Saturday, July 16, 2011

Marching Orders: Adjust your body clock

Let's assume that you've arrived in a very new place, and there's a time change. Everyone knows that you need to adjust your sleeping habits. But it's important to reset your meal clock as well, and not just to the new time zone. You have to adjust to the rhythms of the culture. If you don't, well, you'll be swimming upstream for your entire visit.

Spain's a great example, a place where eating matters, and restaurants abound. But Spaniards eat snacks when we eat meals, and they tend to eat meals when we're off doing something else entirely, like going to bed. On our very first arrival in Spain, we tried to conform to our own food schedule as best we could. But restaurants don't open for dinner until eight or nine in the evening, and few local people are ready for the evening meal until well after that. We'd have our noses pressed against the restaurant door waiting for them to open up at eight, and then we'd eat dinner in an empty place. Depressing.

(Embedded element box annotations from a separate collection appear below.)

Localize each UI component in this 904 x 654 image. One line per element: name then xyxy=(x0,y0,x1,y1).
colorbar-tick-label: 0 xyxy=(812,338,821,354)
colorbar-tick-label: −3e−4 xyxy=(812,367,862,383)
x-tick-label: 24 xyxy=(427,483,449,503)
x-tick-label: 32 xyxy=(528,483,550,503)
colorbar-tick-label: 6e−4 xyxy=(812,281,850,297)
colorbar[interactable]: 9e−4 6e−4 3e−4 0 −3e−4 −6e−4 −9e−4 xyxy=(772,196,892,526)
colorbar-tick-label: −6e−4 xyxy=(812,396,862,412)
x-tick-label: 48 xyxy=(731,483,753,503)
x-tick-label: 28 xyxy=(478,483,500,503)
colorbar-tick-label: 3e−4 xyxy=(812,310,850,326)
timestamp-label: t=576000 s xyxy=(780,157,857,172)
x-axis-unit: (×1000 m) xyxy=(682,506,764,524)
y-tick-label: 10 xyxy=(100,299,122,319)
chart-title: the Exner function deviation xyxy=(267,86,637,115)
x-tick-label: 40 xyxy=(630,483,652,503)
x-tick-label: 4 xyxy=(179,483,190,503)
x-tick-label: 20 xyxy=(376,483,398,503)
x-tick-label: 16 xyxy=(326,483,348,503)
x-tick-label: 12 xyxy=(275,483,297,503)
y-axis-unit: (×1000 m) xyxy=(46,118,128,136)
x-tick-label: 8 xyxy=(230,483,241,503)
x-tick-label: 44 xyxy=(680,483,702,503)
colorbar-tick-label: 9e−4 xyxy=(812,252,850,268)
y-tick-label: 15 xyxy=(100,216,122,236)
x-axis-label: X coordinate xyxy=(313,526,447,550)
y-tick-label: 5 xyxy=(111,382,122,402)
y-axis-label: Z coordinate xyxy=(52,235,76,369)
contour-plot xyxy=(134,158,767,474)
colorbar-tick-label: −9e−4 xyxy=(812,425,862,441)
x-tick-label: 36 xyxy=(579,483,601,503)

How do they wait for such a late dinner? By eating lunch at about three or four in the afternoon. How can they wait that long for lunch? They eat breakfast when we do. But they have a snack at about noon.

We often have what we call "second breakfast" when we're traveling. It's normally a cup of coffee and a pastry mid-morning. It's handy if you're running around ancient sites or you've just absorbed a museum, or if you just want an excuse to sit at a table portside. And face it, pastry is delicious. But our conventional second breakfast is too early (and probably too empty) to sustain us until lunch in mid-afternoon. So while we're in Spain, we have adjusted to a noon snack, and we're doing what we see around us.



Here's a tostada, with café con leche and fresh orange juice (normally, you'd get one or the other of these beverages.) This happens to be pan intégrale (whole-grain bread), but there's a white toast version of this as well. You can ask for a variety of toppings, but if you don't specify, you'll often get pureed tomatoes and a large drizzle of olive oil.

You might as well adapt. If you don't, you'll limit the number and type of places that will be open when you're hungry, you'll limit your ordering options, and worst of all, you'll be missing life abroad.